When I went to Lhasa in 2009 to research my book on the Dalai Lama's escape to freedom, I expected to be meet patriots almost exclusively. But I was wrong. The story of modern Tibet is in many ways the story not of nationalism but of Buddhism.
[…]
What struck me in interviewing survivors of the uprising was its religious undercurrent: If His Holiness had been a secular leader only, most likely Tibetans wouldn't have raised a finger to protect him. Many of them distrusted the aristocrats and bureaucrats who ran the government -- they were seen (correctly) as corrupt allies of the Chinese. It was what the Dalai Lama meant to them as people of faith that caused ordinary Tibetans to risk their lives.

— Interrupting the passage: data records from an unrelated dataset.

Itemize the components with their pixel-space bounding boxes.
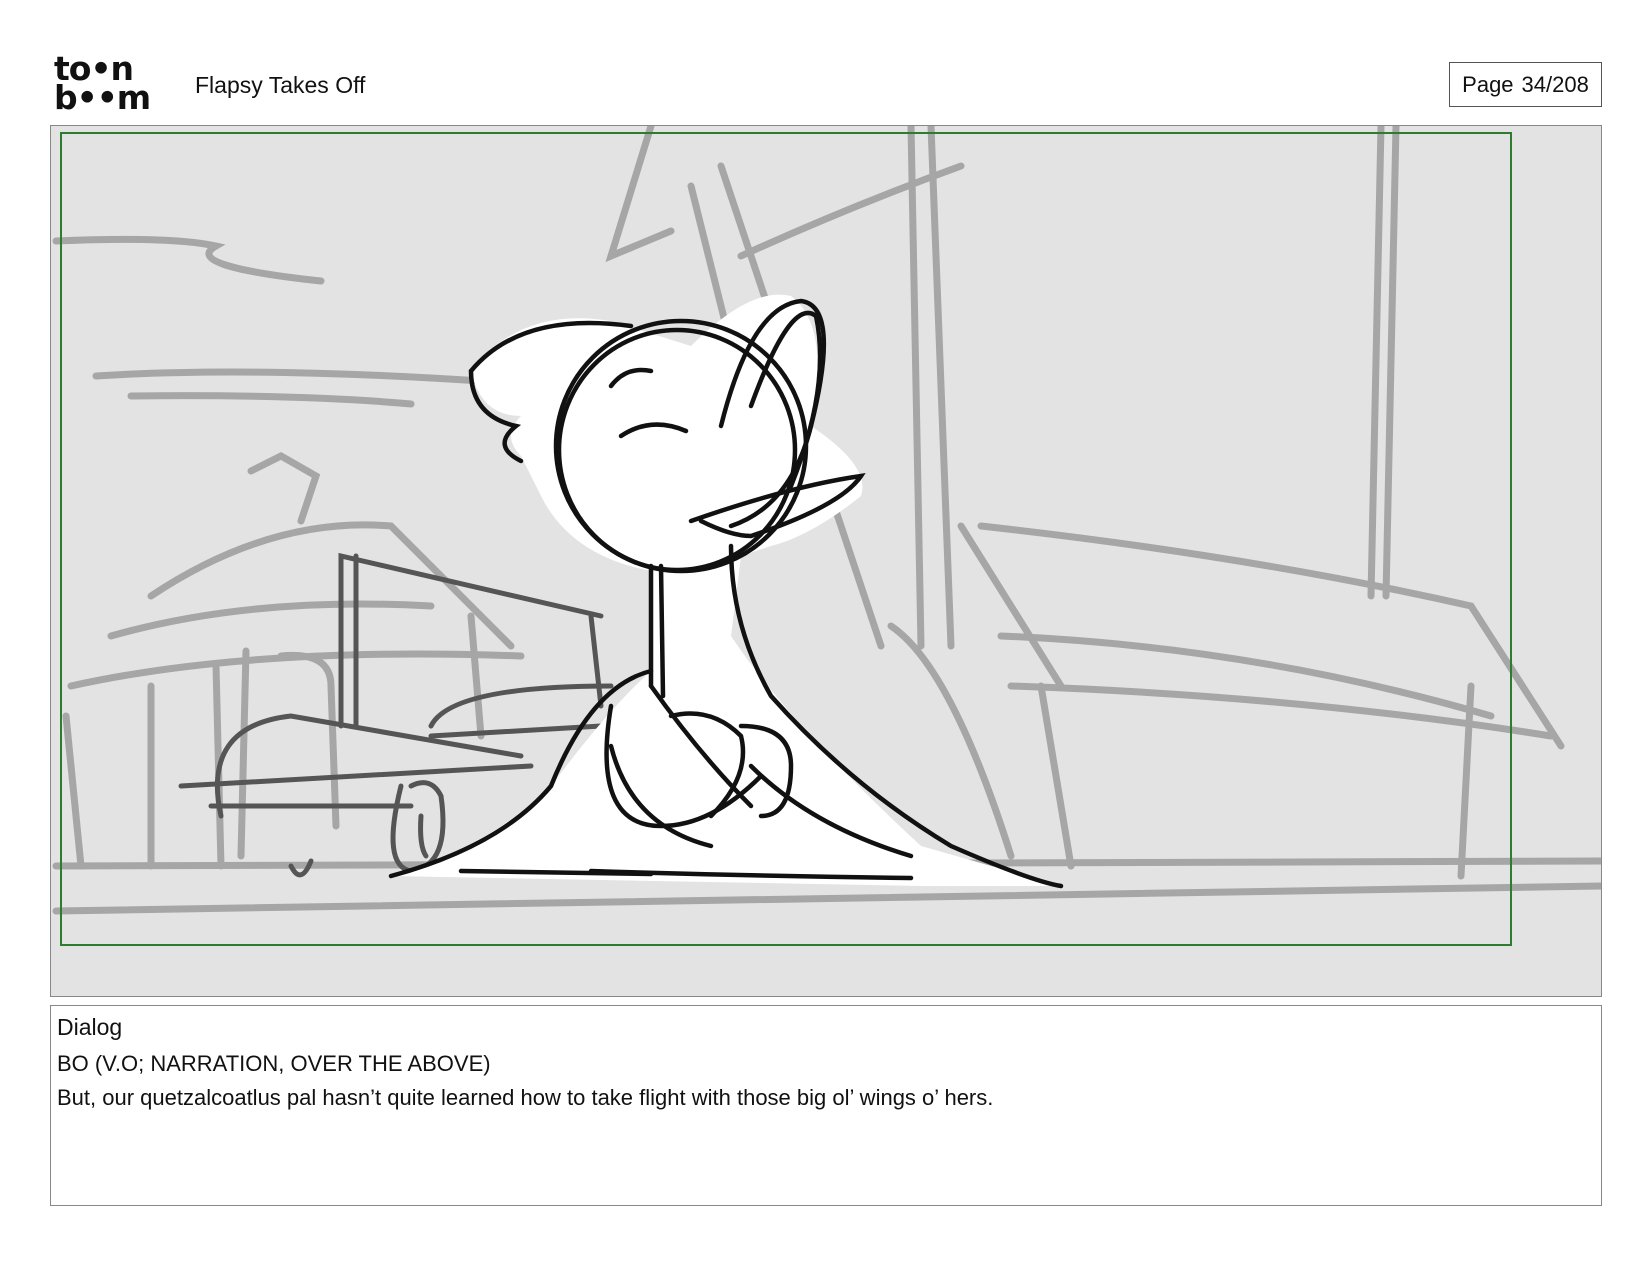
storyboard-panel — [50, 125, 1602, 997]
dialog-line: But, our quetzalcoatlus pal hasn’t quite… — [57, 1085, 994, 1110]
toonboom-logo: to•n b••m — [54, 52, 172, 117]
panel-sketch — [51, 126, 1601, 996]
dialog-character: BO (V.O; NARRATION, OVER THE ABOVE) — [57, 1051, 491, 1076]
project-title: Flapsy Takes Off — [195, 72, 366, 98]
dialog-box: Dialog BO (V.O; NARRATION, OVER THE ABOV… — [50, 1005, 1602, 1206]
logo-line-bottom: b••m — [54, 78, 151, 117]
page-label: Page — [1462, 71, 1514, 97]
dialog-heading: Dialog — [57, 1014, 123, 1040]
page-number: 34/208 — [1521, 71, 1589, 97]
page-indicator: Page 34/208 — [1449, 62, 1602, 107]
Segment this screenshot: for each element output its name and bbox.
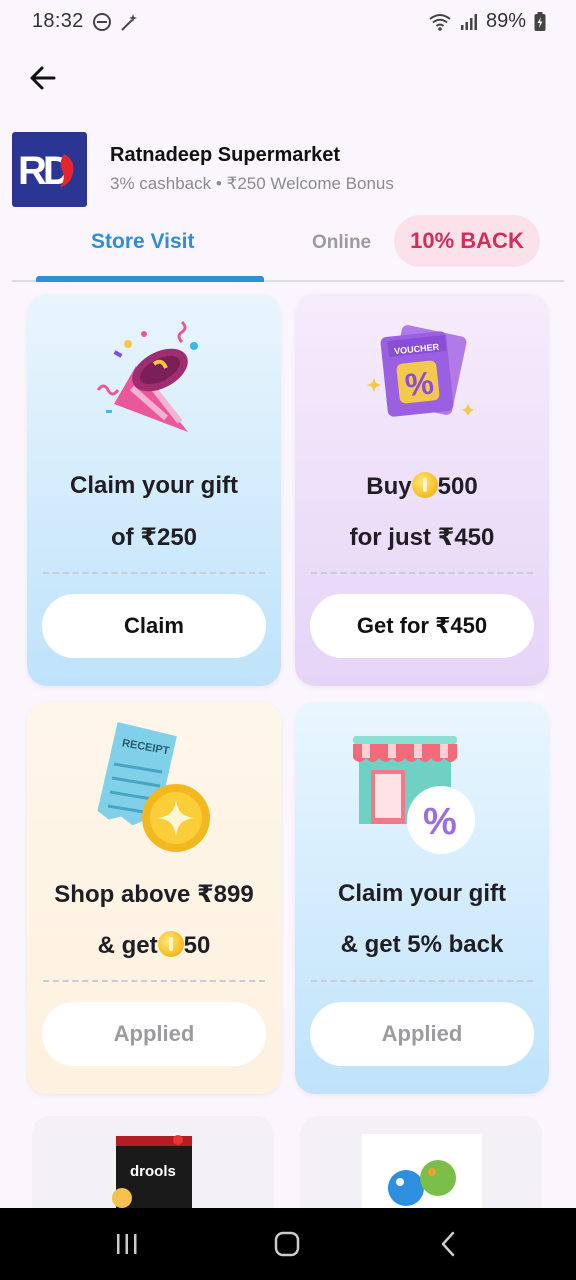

Teenagers who had never been particularly patriotic ran to the Norbulingka, His Holiness's summer palace, to act as human barriers. Older men opened their shirts as they stood in front of the palace gates, daring the Chinese soldiers to gun them down. Monks in the colleges grabbed rifles, dooming themselves to a reincarnation as a lesser being for violating the Buddhist maxim against violence.

None of these people had taken up arms in 1950 when the Chinese invaded their borders. Nationalism didn't rouse a majority of them to fight. The notion of Tibet was too diffuse. Many Tibetans in 1950 didn't even speak the same language; each region had its own dialect that made it impossible to communicate with someone from another province. The only thing that united the far-flung populations was their love of tsampa, the roasted barley that is a staple across the country. And the figure of the Dalai Lama.

I spoke to monks who now live in tiny rooms in the hills of Dharamsala, India, and many told me the same thing: In fighting the Chinese in Lhasa, they believed they were protecting His Holiness as he fled toward freedom. They believed if he was captured, the dharma would be irreparably harmed. Death was a small price to pay if they stop that from happening.